We then gathered our belongings (mainly beer) and strolled down to Bourbon Street where the people-watching was incredible. There were so many unbelievable costumes. People were dressed as anything and everything. It was hysterical. We would hang out on one block, drink and people-watch for an hour, and then move a few more down. Everybody was singing and dancing and having a great time. Pat’s friend Mike and I took a shot of whiskey and at that point, I had the perfect buzz. It was an absolutely perfect day out (I actually came away sunburned) and I felt so incredibly happy with where I was at. There is nowhere else I wanted to be at that moment. We walked around Bourbon Street for another couple of hours, ate some burritos, and went back to Pat, Jordan, and Jon’s house to continue the festivities. We had left before 9 a.m. and returned back just before 7 p.m.. We played beer pong and sat around the bonfire till close to 1 in the morning.

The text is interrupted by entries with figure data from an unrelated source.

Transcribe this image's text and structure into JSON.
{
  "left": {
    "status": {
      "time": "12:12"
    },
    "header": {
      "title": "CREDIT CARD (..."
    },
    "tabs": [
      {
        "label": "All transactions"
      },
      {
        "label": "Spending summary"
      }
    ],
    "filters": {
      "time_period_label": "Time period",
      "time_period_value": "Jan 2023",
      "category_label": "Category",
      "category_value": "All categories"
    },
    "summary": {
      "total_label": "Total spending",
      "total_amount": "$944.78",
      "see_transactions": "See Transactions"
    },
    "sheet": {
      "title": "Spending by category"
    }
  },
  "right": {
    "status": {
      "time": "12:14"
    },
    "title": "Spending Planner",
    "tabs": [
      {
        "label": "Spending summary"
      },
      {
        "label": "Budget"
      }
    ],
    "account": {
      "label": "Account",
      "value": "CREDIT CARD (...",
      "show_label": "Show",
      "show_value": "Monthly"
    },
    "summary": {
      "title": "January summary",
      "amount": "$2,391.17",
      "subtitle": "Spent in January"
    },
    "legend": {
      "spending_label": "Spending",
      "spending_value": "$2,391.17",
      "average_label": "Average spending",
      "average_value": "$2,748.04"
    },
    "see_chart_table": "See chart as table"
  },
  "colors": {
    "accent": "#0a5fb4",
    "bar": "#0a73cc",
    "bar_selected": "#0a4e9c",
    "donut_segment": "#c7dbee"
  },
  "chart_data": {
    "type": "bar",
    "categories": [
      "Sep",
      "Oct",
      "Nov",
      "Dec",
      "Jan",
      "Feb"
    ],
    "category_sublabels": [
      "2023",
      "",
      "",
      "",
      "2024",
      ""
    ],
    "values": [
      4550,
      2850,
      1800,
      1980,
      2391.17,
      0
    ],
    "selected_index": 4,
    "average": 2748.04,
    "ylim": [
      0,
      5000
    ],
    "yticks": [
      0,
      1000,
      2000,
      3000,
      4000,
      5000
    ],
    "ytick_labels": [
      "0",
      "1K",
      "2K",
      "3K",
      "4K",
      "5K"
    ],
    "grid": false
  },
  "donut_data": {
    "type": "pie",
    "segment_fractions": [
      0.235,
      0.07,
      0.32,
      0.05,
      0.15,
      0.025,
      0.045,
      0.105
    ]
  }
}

Everyone was so completely wiped out from the day that we decided that our Fat Tuesday was over. Fat Tuesday was honestly one of the coolest days ever and a day I will never forget. I don’t know how many more Mardi Gras my mind and body could physically handle, but Mardi Gras 2009, especially Fat Tuesday, was absolutely incredible. I have waited for this since I moved down here and it definitely didn’t disappoint. I tried my best to explain everything and give you the best details that I could, but until you experience it for yourself, you will never truly know. I am so exhausted right now that it is going to take me a few days to recover. No partying for me this weekend. I am all partied and Mardi Grased out. I hope you enjoyed the post (I know it’s long) and if you want to hear more stories, just let me know. I’ll be putting up videos in the next couple of days. So from Mardi Gras 2009, goodbye and “Laissez Le Bon Temps Roulet.”